Deutlich mehr haben die Gäste für ihre Accessoires ausgegeben, die vor kurzem über den roten Teppich zur Eröffnungsgala der Ausstellung schritten. Die Veranstaltung zur alljährlichen Mode-Schau im Metropolitan Museum gilt inzwischen als eines der wichtigsten gesellschaftlichen Ereignisse der Stadt. Die Vogue-Chefredakteurin Anna Wintour amtiert als Vorsitzende. Ehrenvorsitzende war dieses Jahr die Pop-Sirene Beyoncé. Erwartungsgemäss stahlen die Damen den Herren die Show: Madonna erschien in einem Ensemble aus Strumpfhaltern und Messingbolzen.
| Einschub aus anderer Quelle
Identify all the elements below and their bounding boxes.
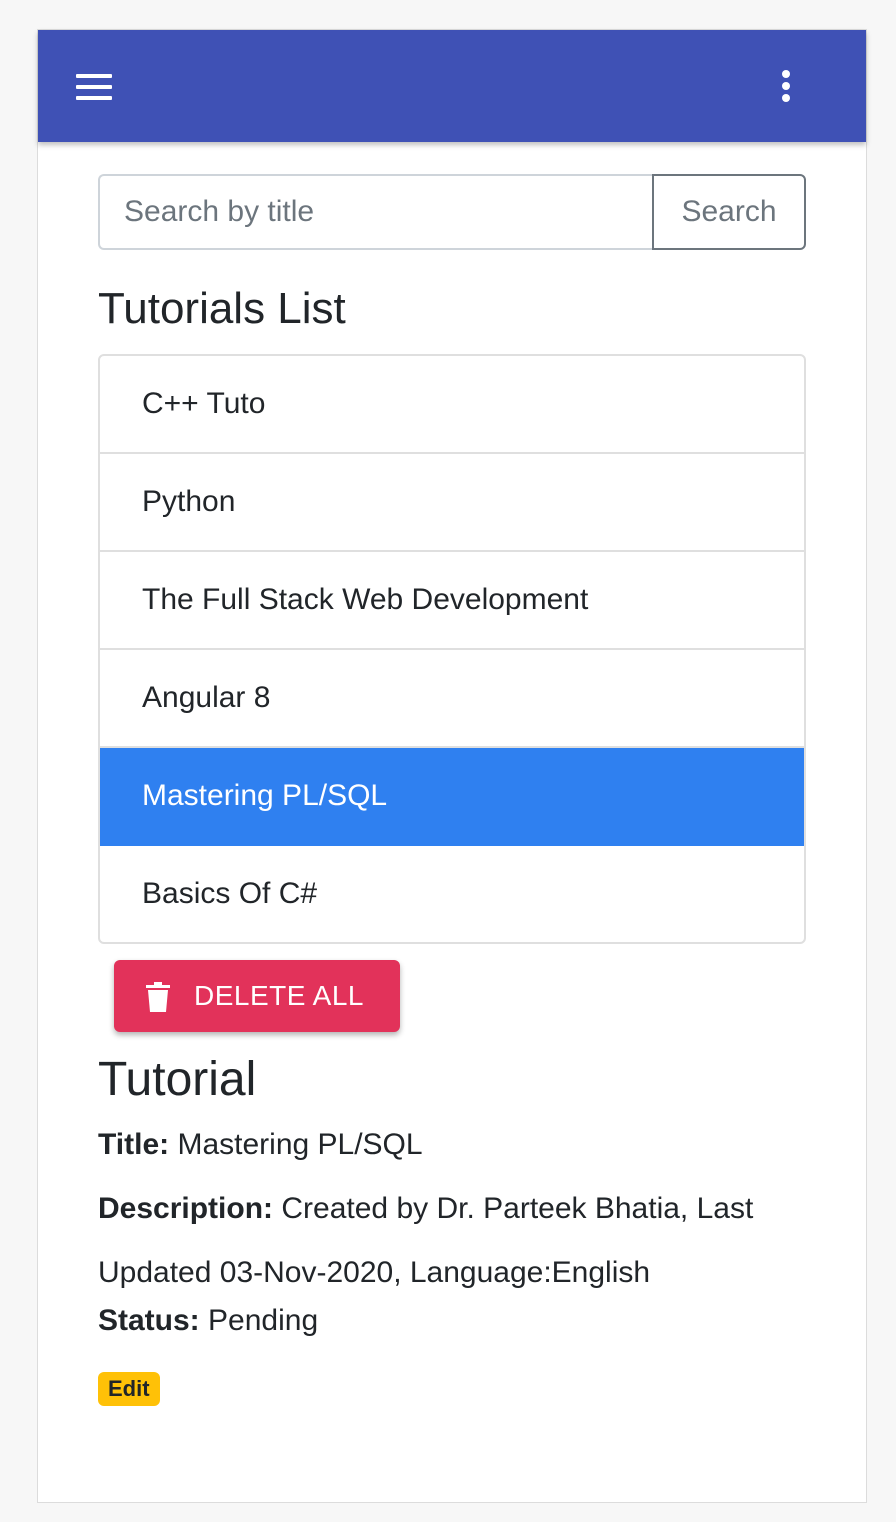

Die Oskar-Gewinnerin Anne Hathaway mit wasserstoffblondem Stachelhaar und schwarzen Federn. Die Sängerin Miley Cyrus noch blonder und stacheliger in einem schillernden schwarzen Fischernetzkleid. Punk wie er leibt und lebt – im Establishment, gegen das er einst angetreten ist.

 

 

Metropolitan Museum,
New York
«Punk: Chaos to Couture»

(Ausstellung bis 14. August 2013)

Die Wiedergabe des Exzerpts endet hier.